Midsummer Musings

With the arrival of the Summer Solstice, I have been thinking a lot about the word “abundance.” Here we find ourselves in the season of more, when everything is in bloom and the days are long and full.

Each year, with midsummer’s arrival, I’m always shocked at how quickly it comes and goes. It’s hard for me to believe that after this date, the days already begin their descent, shortening by just a minute or two before we even reach July.

Pondering this always stings a little. But that’s what got me thinking about the nature of abundance…

Once upon a time, I use to gaze upon this word with longing. Abundance always felt like something just a bit out of reach. Whether it was relating to the amount of paintings I could create, sell, or the money I would make. It was something that I knew existed for me but I couldn’t quite grasp. When I felt I finally caught some, it would slip through my fingers and it was gone once more.

This was before I realized that abundance is merely energy. Something we know about energy is that it can neither be created nor destroyed. It’s something that universally we do not run out of. Rather, it’s transmuted. Alchemized. It is never really gone. It ebbs and flows. It takes on different shapes. Sometimes it looks like inspiration, sometimes it looks like creative flow, and other times, it looks like cash in your hand.

Sometimes it’s as if a water spout was cranked on at full force, while others it’s more like a trickle — drip, drip, dripping ever so slowly. It’s in these moments that I have learned to rest and not push to produce, and when everything is flowing, I get to let myself ride the current down river.

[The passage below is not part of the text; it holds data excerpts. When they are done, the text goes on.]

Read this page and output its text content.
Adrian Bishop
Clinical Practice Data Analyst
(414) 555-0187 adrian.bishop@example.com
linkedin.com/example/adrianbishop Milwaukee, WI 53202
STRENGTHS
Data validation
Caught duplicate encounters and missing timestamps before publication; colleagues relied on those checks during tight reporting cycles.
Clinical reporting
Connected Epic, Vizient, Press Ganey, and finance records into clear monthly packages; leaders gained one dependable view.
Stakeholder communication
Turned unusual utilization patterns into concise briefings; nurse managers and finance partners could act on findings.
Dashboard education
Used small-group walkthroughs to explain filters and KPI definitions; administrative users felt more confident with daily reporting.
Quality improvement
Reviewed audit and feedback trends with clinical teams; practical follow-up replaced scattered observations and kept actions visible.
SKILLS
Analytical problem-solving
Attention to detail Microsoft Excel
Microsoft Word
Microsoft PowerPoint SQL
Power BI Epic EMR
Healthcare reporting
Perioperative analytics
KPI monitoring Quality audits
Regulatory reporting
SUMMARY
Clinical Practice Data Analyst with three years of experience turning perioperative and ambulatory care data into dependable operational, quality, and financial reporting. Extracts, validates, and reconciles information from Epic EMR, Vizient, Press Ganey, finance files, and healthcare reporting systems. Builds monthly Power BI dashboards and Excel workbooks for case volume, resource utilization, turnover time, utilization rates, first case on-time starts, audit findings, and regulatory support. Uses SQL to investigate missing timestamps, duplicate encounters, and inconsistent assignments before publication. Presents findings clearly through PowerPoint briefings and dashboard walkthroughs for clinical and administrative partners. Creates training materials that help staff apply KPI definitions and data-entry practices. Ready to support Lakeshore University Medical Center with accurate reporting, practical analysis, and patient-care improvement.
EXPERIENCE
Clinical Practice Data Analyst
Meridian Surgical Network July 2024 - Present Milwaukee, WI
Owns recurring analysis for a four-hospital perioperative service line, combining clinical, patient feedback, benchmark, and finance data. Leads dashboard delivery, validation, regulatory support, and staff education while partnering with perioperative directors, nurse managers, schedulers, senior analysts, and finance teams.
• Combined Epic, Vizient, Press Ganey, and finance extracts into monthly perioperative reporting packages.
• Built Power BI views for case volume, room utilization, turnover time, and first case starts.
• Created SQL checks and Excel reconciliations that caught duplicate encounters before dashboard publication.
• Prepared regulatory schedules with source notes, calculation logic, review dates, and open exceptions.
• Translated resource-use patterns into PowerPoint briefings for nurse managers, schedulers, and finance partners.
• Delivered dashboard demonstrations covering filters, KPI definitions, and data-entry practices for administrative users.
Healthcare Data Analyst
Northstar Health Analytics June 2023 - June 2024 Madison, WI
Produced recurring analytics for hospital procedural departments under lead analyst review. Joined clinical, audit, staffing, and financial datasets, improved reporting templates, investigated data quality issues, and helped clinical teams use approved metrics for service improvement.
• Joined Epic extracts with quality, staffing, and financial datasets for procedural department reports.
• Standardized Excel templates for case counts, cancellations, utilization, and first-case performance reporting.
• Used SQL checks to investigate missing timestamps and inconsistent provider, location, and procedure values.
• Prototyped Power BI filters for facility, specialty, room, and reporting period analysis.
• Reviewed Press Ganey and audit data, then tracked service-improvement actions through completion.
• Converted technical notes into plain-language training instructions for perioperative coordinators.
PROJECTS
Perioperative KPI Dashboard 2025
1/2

I think the key to understanding abundance is knowing this, that its very nature is to change. I can’t crank on the water spigot if the well is dry. Sometimes I have to wait for it to be restocked with rest, or redirect the flow by finding somewhere else to put my energy, because maybe I’m putting it somewhere that doesn’t serve me.

This is when I was hit all at once at how simple it truly is. If we live in an ever-changing, ever-moving world, all we really have is now. If I’m holding an abundant moment in my hands, the point is not to keep it forever, the point is to just hold it while I have it. To let the creative current take me away. Undoubtedly, there will be a time where the riverbed needs rain to fill her back up to flow once more. But the beauty of that is this — the rain always returns.